Titre: L'Orme du Caucase
Scénariste: Utsumi Ryuichiro
Dessinateur: Taniguchi Jirô
Editeur VF: Casterman
Editeur VO: Shogakukan
Qu'il est rare pour moi de me forcer à faire une chronique. Il y a des albums qui ne me donnent pas du tout envie, d'autres pour lesquels je n'écris rien de bien intéressant.
Nous sommes dans un autre cas, avec l'Orme du Caucase. J'ai presque peur d'abîmer la beauté de cet ouvrage, en parlant de façon incorrecte de son contenu. Un respect énorme, qui me donnerai envie
de me mettre face contre terre, à la japonaise.
Pourtant, je vais vous parler d'un de ces rares Taniguchi que je n'avais pas encore lu.
Il est d'une telle qualité, une fois de plus, que je ne peux pas le laisser totalement hors de l'ombre et hors de ces pages. Taniguchi Jirô n'est pas l'auteur du scénario, mais celui-ci reste tout
à fait dans la lignée des oeuvres du mangaka.
Vous trouverez huit histoires, huit nouvelles, écrites par Utsumi Ryuichiro. Toutes ont pour thème la famille, sans jamais se répéter. Des familles plus ou moins heureuses, plus ou moins en bon
état. Mais il n'y a aucun méchant, dans ces pages, aucun vilain à punir. Que des gens, avec leurs qualités, leurs défauts.
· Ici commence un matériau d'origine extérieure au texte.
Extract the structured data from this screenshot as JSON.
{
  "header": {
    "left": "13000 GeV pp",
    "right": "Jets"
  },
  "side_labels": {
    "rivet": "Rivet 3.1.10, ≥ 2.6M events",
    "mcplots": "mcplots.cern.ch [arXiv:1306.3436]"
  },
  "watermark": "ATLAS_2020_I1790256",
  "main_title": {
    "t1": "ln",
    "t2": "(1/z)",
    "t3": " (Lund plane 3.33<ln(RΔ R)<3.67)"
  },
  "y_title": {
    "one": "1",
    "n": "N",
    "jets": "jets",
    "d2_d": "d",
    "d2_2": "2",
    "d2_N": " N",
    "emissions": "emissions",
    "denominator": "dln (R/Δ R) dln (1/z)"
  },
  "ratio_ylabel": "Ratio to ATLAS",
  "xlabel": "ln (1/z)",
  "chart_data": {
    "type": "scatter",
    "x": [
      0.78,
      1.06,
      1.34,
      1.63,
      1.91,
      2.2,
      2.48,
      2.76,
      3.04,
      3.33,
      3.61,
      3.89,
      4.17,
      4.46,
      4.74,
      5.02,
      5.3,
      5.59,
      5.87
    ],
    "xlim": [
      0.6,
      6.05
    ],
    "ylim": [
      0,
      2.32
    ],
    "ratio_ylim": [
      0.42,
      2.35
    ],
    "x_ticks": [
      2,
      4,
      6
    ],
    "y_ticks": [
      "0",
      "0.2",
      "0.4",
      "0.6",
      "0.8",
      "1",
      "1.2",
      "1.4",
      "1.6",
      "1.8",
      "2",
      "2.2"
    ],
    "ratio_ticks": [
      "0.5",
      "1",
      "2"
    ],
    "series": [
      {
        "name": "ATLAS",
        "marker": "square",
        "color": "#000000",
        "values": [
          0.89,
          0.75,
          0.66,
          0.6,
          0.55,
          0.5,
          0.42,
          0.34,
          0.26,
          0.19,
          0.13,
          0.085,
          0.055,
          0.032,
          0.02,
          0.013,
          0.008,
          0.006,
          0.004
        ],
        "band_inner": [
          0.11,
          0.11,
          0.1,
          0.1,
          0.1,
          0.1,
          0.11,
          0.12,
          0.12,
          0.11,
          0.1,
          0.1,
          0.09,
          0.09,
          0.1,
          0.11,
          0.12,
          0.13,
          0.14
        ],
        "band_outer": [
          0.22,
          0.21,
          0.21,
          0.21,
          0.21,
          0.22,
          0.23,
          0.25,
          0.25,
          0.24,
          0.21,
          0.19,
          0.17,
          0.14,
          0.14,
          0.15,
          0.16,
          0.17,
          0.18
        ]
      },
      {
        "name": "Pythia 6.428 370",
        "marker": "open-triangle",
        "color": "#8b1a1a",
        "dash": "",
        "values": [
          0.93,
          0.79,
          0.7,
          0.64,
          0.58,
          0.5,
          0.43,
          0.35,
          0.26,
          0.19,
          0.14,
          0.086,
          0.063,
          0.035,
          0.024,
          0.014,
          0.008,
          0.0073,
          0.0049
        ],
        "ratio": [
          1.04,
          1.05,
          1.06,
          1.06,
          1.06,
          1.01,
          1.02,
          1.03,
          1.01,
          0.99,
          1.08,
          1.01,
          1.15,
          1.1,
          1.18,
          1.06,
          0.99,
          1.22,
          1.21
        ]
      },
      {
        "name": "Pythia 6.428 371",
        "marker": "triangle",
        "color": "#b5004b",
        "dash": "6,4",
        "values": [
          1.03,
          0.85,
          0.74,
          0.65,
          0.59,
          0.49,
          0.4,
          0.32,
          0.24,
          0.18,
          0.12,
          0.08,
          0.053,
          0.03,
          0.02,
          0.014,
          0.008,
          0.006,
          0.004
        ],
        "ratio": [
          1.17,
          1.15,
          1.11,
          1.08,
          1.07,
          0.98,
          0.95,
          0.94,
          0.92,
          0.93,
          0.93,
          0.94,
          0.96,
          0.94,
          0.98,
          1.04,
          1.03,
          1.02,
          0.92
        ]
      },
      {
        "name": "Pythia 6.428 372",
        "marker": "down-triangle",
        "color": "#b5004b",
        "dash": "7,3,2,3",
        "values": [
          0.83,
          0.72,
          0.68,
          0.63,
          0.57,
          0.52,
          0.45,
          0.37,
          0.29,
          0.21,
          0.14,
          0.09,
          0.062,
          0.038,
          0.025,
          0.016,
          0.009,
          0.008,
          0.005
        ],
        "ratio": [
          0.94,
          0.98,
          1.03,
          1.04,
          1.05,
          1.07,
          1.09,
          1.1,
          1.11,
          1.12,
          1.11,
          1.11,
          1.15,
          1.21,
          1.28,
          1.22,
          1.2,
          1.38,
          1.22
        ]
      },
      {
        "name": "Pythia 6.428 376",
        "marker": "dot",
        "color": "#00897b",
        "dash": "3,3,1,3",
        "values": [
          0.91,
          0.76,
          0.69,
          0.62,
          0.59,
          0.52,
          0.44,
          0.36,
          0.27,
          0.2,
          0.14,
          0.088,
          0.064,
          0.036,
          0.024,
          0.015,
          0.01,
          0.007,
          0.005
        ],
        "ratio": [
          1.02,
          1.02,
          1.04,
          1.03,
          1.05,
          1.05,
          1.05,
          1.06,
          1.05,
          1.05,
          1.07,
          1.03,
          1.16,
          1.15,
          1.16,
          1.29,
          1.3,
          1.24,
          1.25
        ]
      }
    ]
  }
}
J'en retiendrai deux que je vais mettre en avant, pour les autres, je vous recommande plus que chaudement la lecture de cet ouvrage.
"Les environs du musée", est une superbe histoire sur une vieille femme, veuve, qui découvre par hasard qu'elle pourrait refaire sa vie, qu'elle peut aussi aimer, puisqu'elle a rempli ses fonctions
sociales avec son précédent mariage, arrangé. Il y a une pudeur, entre ces deux personne, absolument délicieuse. Et puis le renaissance de cette femme se fait avec tellement de douceur, qu'elle est
tout simplement criante de vérité.
Je veux aussi vous parler de "Son pays natal". Une histoire que je vois un peu plus négativement. C'est l'histoire d'une française, qui se marie avec un japonais, et qui vient vivre avec lui au
pays. Mais la mère du mari refuse ce marriage, et lorsque l'époux meurt brutalement, la femme se retrouve totalement isolée, sans famille, dans un pays qu'elle ne connaît guère. Mais sa passion
pour la katazome, des tableaux faits de collages, lui permit de se faire au pays. Et lors de sa grande exposition, sa belle-mère vient tomber en pamoison devant un tableau évoquant le souvenir de
son fils, et les deux femmes se retrouvent enfin.
Cette histoire me dérange, parce que d'une certaine façon, elle montre le manque total d'ouverture de certains japonais. La Belle-mère n'acceptera sa brue qu'une fois que celle-ci aura fait la
preuve de son appartenance à la culture japonaise. Elle ne l'accepte pas pour ce qu'elle est, mais pour ce qu'elle est devenue. Je ne sais pas quel était le propos de Utsumi avec cette histoire,
mais en tous cas, c'est la lecture que j'en fais moi, occidental.
Il n'est pas inutile de le redire, L'Orme du Caucase est une petite merveille qui vient montrer une fois encore que Taniguchi Jirô est un grand de la bande dessinée mondiale.